Continuing an emerging pattern in the post-acute-care market, RoTech Oxygen and Medical Equipment settled an ongoing investigation of its Medicare billing practices before entering a major sales agreement.
RoTech Oxygen is a unit of Orlando, Fla.-based RoTech Medical Corp., which last week agreed to be acquired by Integrated Health Services for $915 million.
Under a settlement reached with HHS' inspector general's office in May, RoTech Oxygen agree to pay a $612,500 fine to resolve allegations that it submitted false claims to Medicare for payment. MODERN HEALTHCARE*obtained a copy of the settlement last week under the federal Freedom of Information Act.
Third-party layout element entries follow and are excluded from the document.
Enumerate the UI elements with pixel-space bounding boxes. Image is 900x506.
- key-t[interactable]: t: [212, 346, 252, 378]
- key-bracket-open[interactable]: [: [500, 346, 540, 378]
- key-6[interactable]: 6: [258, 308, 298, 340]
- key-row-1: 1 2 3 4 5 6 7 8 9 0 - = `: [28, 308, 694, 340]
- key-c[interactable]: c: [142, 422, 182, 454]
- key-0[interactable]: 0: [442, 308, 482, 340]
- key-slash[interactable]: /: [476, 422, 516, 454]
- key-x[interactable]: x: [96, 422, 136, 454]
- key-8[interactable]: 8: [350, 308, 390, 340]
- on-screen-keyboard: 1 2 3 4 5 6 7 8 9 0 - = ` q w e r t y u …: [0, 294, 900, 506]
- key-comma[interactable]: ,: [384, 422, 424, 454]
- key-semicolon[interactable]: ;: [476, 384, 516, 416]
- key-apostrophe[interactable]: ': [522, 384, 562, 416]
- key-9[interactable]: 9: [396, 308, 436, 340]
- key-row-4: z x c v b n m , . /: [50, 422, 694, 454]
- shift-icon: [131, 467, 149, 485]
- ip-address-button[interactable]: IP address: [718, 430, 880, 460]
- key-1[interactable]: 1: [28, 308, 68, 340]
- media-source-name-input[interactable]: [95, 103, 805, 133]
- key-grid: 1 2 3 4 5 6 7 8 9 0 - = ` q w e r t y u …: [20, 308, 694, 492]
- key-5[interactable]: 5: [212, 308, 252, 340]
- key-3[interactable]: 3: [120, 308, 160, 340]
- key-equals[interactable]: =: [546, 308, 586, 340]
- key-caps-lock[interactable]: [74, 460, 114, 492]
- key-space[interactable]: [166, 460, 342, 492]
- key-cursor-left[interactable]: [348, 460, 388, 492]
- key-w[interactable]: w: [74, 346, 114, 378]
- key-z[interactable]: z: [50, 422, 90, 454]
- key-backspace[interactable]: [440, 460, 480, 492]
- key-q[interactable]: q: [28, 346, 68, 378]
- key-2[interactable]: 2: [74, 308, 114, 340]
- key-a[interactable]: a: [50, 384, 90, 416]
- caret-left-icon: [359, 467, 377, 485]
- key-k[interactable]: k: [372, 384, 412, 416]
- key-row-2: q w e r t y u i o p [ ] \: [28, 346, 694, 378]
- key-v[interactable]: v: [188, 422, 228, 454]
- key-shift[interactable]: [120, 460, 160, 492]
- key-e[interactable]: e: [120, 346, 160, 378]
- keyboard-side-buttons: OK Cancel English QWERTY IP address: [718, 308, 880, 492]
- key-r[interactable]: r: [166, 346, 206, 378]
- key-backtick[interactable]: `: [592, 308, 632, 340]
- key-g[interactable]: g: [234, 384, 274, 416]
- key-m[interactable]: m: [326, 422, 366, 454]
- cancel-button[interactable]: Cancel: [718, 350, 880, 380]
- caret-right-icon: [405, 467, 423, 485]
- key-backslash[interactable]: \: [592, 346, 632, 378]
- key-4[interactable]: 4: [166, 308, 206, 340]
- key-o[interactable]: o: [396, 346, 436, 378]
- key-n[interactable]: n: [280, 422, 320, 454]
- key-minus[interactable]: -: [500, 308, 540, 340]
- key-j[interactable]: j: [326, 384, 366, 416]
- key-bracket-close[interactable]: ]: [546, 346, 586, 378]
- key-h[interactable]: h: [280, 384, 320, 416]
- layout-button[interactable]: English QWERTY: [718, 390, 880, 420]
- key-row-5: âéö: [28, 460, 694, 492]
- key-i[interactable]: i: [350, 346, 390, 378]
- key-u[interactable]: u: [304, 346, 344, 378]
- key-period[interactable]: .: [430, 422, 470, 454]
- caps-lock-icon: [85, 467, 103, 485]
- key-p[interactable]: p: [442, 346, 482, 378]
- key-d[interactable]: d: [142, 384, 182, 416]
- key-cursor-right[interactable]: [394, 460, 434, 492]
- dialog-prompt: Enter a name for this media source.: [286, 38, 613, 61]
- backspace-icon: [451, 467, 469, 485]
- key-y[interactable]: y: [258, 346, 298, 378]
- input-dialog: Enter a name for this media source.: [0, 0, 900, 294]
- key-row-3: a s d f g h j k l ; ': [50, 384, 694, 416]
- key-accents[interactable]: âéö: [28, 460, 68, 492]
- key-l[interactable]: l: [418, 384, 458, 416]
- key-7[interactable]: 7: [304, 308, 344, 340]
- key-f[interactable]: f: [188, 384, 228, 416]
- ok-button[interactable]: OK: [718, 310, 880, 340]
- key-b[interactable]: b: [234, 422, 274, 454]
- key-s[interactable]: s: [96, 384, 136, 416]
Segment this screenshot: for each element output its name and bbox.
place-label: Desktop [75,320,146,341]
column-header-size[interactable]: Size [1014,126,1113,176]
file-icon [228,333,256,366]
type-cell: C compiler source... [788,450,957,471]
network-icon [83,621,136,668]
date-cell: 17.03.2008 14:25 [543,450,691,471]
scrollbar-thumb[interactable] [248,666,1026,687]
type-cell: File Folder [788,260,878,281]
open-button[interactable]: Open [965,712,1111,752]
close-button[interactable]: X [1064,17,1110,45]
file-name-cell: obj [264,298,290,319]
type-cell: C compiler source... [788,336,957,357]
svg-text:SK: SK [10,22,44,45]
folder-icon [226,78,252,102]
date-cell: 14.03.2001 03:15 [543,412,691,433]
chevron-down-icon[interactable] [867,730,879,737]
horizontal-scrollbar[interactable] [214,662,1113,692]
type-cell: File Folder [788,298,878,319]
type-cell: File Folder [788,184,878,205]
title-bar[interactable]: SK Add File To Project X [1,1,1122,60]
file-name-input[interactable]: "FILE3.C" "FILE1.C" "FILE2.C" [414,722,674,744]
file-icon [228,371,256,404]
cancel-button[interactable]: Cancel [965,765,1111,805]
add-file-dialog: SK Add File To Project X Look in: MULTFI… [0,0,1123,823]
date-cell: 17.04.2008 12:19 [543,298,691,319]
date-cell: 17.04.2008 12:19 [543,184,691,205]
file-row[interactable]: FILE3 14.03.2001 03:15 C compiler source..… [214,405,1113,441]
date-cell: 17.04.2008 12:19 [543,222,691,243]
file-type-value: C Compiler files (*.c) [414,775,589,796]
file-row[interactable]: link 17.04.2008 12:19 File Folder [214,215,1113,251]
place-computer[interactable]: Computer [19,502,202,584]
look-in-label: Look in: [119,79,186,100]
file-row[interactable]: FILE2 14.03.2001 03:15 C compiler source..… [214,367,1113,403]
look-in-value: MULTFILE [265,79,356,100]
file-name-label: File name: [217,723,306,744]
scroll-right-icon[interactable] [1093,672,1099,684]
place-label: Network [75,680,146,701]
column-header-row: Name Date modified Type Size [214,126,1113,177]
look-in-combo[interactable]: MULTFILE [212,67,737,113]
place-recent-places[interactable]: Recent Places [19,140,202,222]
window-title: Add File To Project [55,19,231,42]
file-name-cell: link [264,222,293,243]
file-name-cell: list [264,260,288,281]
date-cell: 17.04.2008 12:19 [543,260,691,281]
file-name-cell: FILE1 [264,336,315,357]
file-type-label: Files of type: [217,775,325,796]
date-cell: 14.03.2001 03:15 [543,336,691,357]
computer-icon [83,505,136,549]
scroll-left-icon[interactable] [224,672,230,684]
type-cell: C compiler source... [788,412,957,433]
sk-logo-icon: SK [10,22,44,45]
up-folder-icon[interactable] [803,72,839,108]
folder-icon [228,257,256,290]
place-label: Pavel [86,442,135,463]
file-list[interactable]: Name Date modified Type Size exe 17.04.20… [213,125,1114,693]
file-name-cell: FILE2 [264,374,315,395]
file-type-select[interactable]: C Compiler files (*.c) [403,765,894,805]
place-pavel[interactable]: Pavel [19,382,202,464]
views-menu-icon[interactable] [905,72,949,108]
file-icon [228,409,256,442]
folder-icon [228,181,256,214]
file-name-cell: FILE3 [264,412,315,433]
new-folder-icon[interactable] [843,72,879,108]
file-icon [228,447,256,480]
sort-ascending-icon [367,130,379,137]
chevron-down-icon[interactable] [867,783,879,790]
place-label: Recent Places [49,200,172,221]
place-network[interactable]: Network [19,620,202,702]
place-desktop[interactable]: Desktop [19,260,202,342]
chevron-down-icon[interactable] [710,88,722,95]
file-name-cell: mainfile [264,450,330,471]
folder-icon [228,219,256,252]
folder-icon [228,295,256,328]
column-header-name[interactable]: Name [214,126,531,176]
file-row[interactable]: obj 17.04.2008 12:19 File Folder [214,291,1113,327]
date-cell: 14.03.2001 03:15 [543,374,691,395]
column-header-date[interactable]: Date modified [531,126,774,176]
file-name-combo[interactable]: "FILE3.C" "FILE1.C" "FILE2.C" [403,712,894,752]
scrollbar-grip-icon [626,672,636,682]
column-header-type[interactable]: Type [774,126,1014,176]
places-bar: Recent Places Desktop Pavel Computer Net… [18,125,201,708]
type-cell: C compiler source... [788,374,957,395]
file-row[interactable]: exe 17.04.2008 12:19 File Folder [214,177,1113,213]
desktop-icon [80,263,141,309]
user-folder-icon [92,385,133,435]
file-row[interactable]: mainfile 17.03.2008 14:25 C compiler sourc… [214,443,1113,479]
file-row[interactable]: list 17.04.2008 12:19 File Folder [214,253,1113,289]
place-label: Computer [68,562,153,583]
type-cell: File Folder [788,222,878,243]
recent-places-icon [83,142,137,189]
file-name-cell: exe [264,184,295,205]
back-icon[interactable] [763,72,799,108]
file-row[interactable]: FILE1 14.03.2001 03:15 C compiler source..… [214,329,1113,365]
RoTech denied the government's allegations and, under the settlement, admits to no violation of federal law.
An attorney for RoTech maintained the money wasn't a fine, but rather a repayment of Medicare money. "It's not a penalty," attorney Scott Novell said.
"For financial, tax and just overall cost benefit, we decided to settle it," Novell said.
The government's investigation of RoTech covered April 1987 through December 1989. The scope included Medicare billing by RoTech or its affiliated or sister companies for home medical equipment and medical services.
The practice of clearing up any billing investigations before entering a major sales agreement is becoming familiar in the post-acute market.
In June 1995, for example, Caremark International, Northbrook, Ill., agreed to pay $161 million to settle a variety of Medicare and Medicaid fraud charges stemming from the operations of its home infusion therapy business. Less than a year later, the company agreed to be acquired by MedPartners of Birmingham, Ala.
And in February of this year, Apria, a Costa Mesa, Calif.-based home-care company, agreed to a $1.7 million settlement of similar charges. Four months later, Apria put up a for-sale sign (June 30, p. 14).